Stealthware often takes advantage of IE's Browser Help Object subsystem, which lets plug-ins run within IE. Normally, you get a dialog-box warning if you load a new BHO. But by default IE lets scripts --such as ones that trigger a BHO installer download--run automatically. Just visiting a site can be enough to start such a script. You end up with a new app, and your system thinks you authorized it. And because BHO applets run within IE, software firewalls don't readily catch them.
Why not just turn off scripting and BHOs?
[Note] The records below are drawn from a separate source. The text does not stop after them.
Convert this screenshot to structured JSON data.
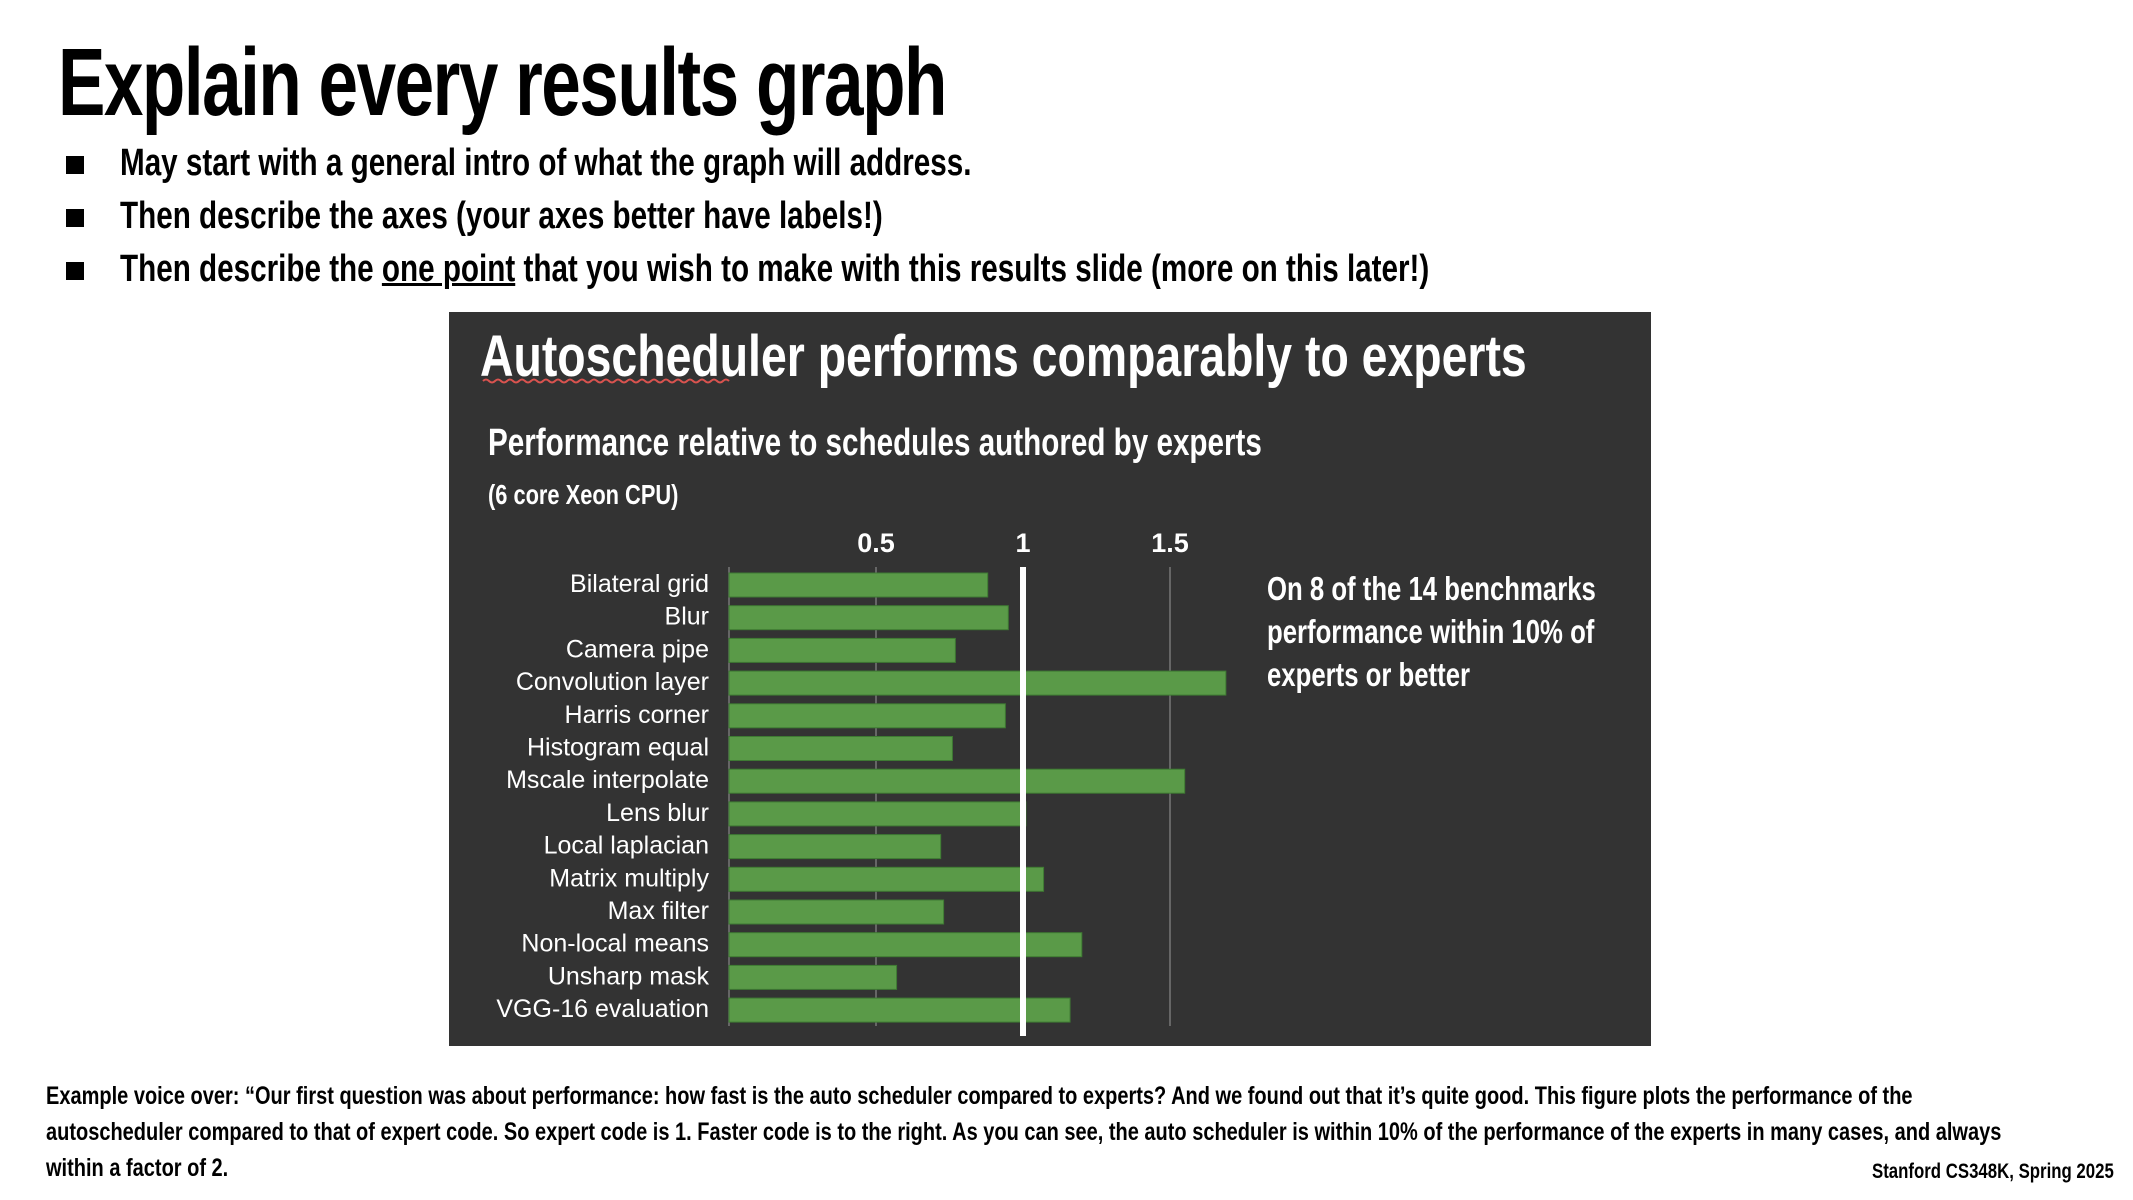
{
  "slide": {
    "title": "Explain every results graph",
    "bullets": [
      {
        "text": "May start with a general intro of what the graph will address."
      },
      {
        "text": "Then describe the axes (your axes better have labels!)"
      },
      {
        "pre": "Then describe the ",
        "emph": "one point",
        "post": " that you wish to make with this results slide (more on this later!)"
      }
    ],
    "voiceover_lines": [
      "Example voice over: “Our first question was about performance: how fast is the auto scheduler compared to experts?   And we found out that it’s quite good. This figure plots the performance of the",
      "autoscheduler compared to that of expert code.  So expert code is 1.  Faster code is to the right.  As you can see, the auto scheduler is within 10% of the performance of the experts in many cases, and always",
      "within a factor of 2."
    ],
    "footer": "Stanford CS348K, Spring 2025"
  },
  "chart_data": {
    "type": "bar",
    "orientation": "horizontal",
    "panel_title": "Autoscheduler performs comparably to experts",
    "title": "Performance relative to schedules authored by experts",
    "subtitle": "(6 core Xeon CPU)",
    "annotation": [
      "On 8 of the 14 benchmarks",
      "performance within 10% of",
      "experts or better"
    ],
    "xticks": [
      0.5,
      1,
      1.5
    ],
    "xtick_labels": [
      "0.5",
      "1",
      "1.5"
    ],
    "xlim": [
      0.0,
      1.8
    ],
    "reference_line": 1,
    "grid": true,
    "categories": [
      "Bilateral grid",
      "Blur",
      "Camera pipe",
      "Convolution layer",
      "Harris corner",
      "Histogram equal",
      "Mscale interpolate",
      "Lens blur",
      "Local laplacian",
      "Matrix multiply",
      "Max filter",
      "Non-local means",
      "Unsharp mask",
      "VGG-16 evaluation"
    ],
    "values": [
      0.88,
      0.95,
      0.77,
      1.69,
      0.94,
      0.76,
      1.55,
      1.01,
      0.72,
      1.07,
      0.73,
      1.2,
      0.57,
      1.16
    ],
    "colors": {
      "panel_bg": "#333333",
      "bar": "#5a9a48",
      "bar_edge": "#3e7a33",
      "reference": "#ffffff",
      "grid": "#777777",
      "text": "#ffffff",
      "spellcheck": "#d9534f"
    }
  }
}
They serve legitimate functions on many sites; the Google Toolbar, for example, is a BHO. You can tell IE to get your permission each time a site wants to run a script (click Tools, Internet Options, select the Security tab, then click the Custom Level button; scroll to the Scripting area, choose the radio button by Prompt for all three items, click OK, Yes, then OK again). But many sites run dozens of scripts per page--you'll see that dialog box a lot. Currently, Microsoft offers no way to selectively disable BHOs.
Spybot also includes a BHO scanning tool that compares a list of your PC's BHOs with Spybot's database of "good" and "bad" plug-ins so you can disable unwanted ones. Symantec's Norton AntiVirus identifies some stealthware apps, such as Flyswat and SaveNow, and targets them; the firm plans more protection. Similarly, CA's ETrust antivirus package recently added CWS to its list of targets. Spywareguide.com offers a Block List File download, which changes a few Windows Registry settings to disable many aggressive self-installers.
BBX's ImmuneEngine (revised in July; pictured here) attacks the problem another way: It detects, and can delete, new executable files as they appear. "It's like a protective layer on top of Windows," says Bob Terry, BBX founder.
You can also try an IE alternative, such as Mozilla or Opera, but the best defense is to watch where you surf, and to keep your protective apps up-to-date.